Sofyan mengklaim, ada belasan bekas Panglimam Wilayah GAM yang mendukung mereka. Katanya, banyak mantan kombatan yang melawan kebijakan Partai Aceh yang mencalonkan Zaini Abdullah – Muzakkir Manaf sebagai calon gubernur Aceh mendatang. “Karena itu kami dipecat (dari Partai Aceh), karena tidak mendukung mereka,” ujarnya. Bahkan mereka berencana untuk mendirikan partai baru.

Sebelumnya beberapa Panglima Komite Peralihan Aceh (KPA - Organisasi bekas kombatan) dipecat dari jabatannya dan dari pengurus Partai Aceh. KPA terbentuk setelah Tentara Neugara Aceh (TNA) dibubarkan pada September 2005 silam, pasca-penandatanganan MoU Helsinki.

Penggalangan dukungan untuk Irwandi juga berlangsung di Kabupaten Pidie, 22 Februari silam. Yang dibidik juga mantan kombatan dan para ulama. Acara konsolidasi turut menghadirkan GAM angkatan 76, seperti Tgk Hanafiah Pasi Lhok. "Kami berharap Irwandi dapat meneruskan perjuangan, untuk rakyat Aceh,” ujarnya.

***
Dua kubu calon kandidat gubernur, Zaini Abdullah – Muzakkir Manaf dan Irwandi Yusuf – Muhyan Yunan sedang gencar mencari dukungan di Aceh. Fokus adalah merangkul mantan kombatan yang diyakini dekat dengan rakyat.

Dukungan kombatan pecah pada dua calon itu. Ini juga diakui oleh Juru Bicara Komite Peralihan Aceh (KPA), Tgk Mukhlis Abee. Menurutnya hanya sedikit perpecahan mantan kombatan dalam persoalan mendukung calon gubernur Aceh ke depan. “Iya hanya sebagian kecil, kami masih terus melakukan pembenahan soal itu,” ujarnya kepada Tempo.

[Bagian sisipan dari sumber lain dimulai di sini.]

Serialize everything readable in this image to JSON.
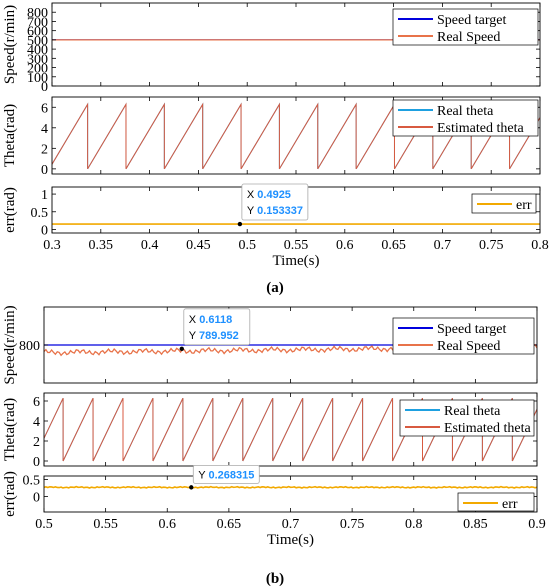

Hal sama diakui oleh petinggi Partai Aceh, Zakaria Saman. “Hanya sebagian kecil yang pecah. Kamu kan lihat berapa ramai kombatan yang mendukung partai saat deklarasi calon dari Partai Aceh,” ujarnya. Soal perbedaan dukungan tersebut, Zakaria melihatnya sebagai sebuah bentuk demokrasi yang terjadi di Negara manapun di dunia.

Di kubu Irwandi – Muhyan, mantan Juru Bicara KPA Tgk Muchsalmina menilainya secagai bentuk demokrasi. “Sebenarnya yang terjadi bukan perpecahan. Tapi lebih kepada proses pembelajaran demokrasi kepada mantan kombatan. Ini juga akan berakhir setelah pilkada, seperti 2005 lalu,” ujarnya.

Zaini Abdullah, calon gubernur dari Partai Aceh kepada Tempo mengatakan keyakinannya untuk menang. Dukungan sebagian besar mantan kombatan dan rakyat adalah ke partainya. Dia juga banyak mengkritik kepemimpinan Irwandi Yusuf yang selama ini belum bisa menyejahterakan masyarakat Aceh. “(mantan) GAM kompak, kami kalau panggil mereka selalu datang,” ujarnya.

Dia menilai perpecahan adalah hal wajar dalam sebuah organisasi. Tidak ada perpecahan yang signifikan di tubuh mantan gerakan. Hanya segelintir saja dan hal ini bahkan akan menguatkan Partai Aceh sendiri.

Menurut Zaini, simpatisan Partai Aceh berjumlah jutaan, bahkan suku-suku Jawa yang tinggal di Aceh sudah menyatakan bergabung dengan Partai Aceh. “Bagi kami NKRI adalah harga mati dan demi perdamaian yang abadi.”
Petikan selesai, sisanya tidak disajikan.